In these ploys the licensed facility serves as a front to attract clients under the guise of legitimacy. But some of these clients then get funneled unwittingly into an illegal care home, operating surreptitiously without any state oversight.
“We have come across seniors that had no knowledge that they were in unlicensed care homes,” said Nicole Coglietta, a kupuna care navigator and co-founder of Care Sift.
“Some seniors have had to move out urgently because they submitted documents for reimbursement on their (insurance) plan and didn’t find out they were in an unlicensed care home until their reimbursement was denied,” she added.
Those seniors lost several thousand dollars, Coglietta said.
Despite a legislative crackdown on unlicensed care homes in 2018, some families remain confused about the enduring proliferation of illegal homes, especially those that are not up front about their lack of certification.

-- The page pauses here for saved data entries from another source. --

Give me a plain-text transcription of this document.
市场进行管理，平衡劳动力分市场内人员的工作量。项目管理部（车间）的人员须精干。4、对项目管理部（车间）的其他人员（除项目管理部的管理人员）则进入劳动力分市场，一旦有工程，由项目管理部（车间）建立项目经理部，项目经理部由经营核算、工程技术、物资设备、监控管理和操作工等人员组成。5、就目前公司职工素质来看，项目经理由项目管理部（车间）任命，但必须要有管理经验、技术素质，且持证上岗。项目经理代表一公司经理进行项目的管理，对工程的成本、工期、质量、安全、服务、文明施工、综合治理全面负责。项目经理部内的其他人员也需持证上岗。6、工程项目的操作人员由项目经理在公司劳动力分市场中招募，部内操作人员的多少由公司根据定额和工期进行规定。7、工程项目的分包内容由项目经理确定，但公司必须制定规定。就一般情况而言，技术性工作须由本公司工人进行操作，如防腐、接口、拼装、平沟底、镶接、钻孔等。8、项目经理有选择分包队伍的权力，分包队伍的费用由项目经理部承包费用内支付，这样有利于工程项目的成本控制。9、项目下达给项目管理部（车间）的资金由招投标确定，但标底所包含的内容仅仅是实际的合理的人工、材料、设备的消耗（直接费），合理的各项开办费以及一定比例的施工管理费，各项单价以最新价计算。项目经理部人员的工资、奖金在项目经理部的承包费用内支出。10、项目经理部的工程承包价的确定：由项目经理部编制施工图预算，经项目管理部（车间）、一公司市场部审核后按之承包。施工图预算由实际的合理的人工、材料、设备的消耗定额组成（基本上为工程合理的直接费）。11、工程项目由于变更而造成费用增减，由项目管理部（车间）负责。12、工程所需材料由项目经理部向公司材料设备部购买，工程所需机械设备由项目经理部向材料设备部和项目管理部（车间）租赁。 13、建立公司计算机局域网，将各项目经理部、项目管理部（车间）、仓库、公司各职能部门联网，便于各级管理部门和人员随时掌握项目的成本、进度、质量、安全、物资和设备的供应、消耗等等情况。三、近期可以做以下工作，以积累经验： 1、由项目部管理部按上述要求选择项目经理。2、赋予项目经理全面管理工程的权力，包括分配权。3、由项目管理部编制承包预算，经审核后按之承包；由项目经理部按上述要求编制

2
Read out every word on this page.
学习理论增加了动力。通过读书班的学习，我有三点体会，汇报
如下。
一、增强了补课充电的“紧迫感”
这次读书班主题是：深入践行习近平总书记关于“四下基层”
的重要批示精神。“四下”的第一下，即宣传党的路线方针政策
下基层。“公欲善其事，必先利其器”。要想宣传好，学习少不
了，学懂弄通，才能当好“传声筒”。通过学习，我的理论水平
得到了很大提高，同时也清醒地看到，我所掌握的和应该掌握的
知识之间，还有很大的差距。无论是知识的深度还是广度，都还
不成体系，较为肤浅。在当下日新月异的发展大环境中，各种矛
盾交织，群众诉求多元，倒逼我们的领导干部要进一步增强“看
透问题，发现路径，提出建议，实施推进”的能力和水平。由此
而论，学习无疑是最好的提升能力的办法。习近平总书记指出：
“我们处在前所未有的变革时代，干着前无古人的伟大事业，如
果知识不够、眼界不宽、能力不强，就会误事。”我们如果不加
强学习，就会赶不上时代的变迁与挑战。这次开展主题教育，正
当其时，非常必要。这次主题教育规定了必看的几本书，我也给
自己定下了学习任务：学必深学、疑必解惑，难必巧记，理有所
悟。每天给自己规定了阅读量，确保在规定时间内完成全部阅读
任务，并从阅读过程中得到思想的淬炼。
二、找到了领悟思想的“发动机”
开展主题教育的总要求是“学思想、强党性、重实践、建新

“Half of the community is still referring clients to (unlicensed care homes) behind closed doors and those referrals are being hidden, which increases funneling, steering and kickbacks,” Coglietta said.
Not all clients are duped into joining an unlicensed facility unknowingly. Some families agree to assume the risk of sending their kupuna to an unlicensed facility when the cost of care is more economical than the rate at a care home with a valid license.
“It’s definitely about cost and trying to find a more affordable way for their kupuna to live under the guise of care,” said Diane Paloma, CEO of Lunalilo Trust, which operates a residential care home in Hawaii Kai. “When we take on a lot of those costs to implement fire code, wheelchair access, elevators — those ultimately turn into costs that we pass on to our residents.”
In addition to skirting the costs associated with regulation compliance, unlicensed care homes do not pay taxes.
A state audit last year found that many of the adult care homes have been operating without a valid license or with a license issued in haste despite any assurance that outstanding violations had been corrected.
It also charged that the Department of Health’s Office of Health Care Assurance doesn’t enforce its own rules and hasn’t issued a termination notice or even a fine in the last decade.
State lawmakers responded by passing a new law that gave health regulators stronger enforcement tools for cracking down on unlicensed facilities, including a provision that makes it a misdemeanor to interfere with a care home investigation.
Lawmakers also added to the Office of Health Care Assurance’s enforcement toolkit, granting the agency the power to conduct unannounced visits to check on care home compliance.
But some health officials remain concerned about the safety of the facilities vying to house them.
There have been 114 complaints to the OHCA regarding unlicensed care homes since the agency gained new investigative authority last year, according to OHCA Chief Keith Ridley.
All told, 15 homes are being penalized for violations. There are 74 open complaints, while 40 cases have been closed.
State investigators were denied entry to 15% of the homes, Ridley said, and so far there have been no efforts to execute search warrants.
Ridley said 27 homes that are the subject of complaints have not been investigated yet.
In the past, a common complaint among unlicensed care home operators is that the licensure process is too drawn out and arduous. To this end, Ridley said his agency has streamlined and quickened that process, reducing its duration to an average of three to six months.
“I think you need to step up a little bit more,” Sen. Roz Baker told Ridley.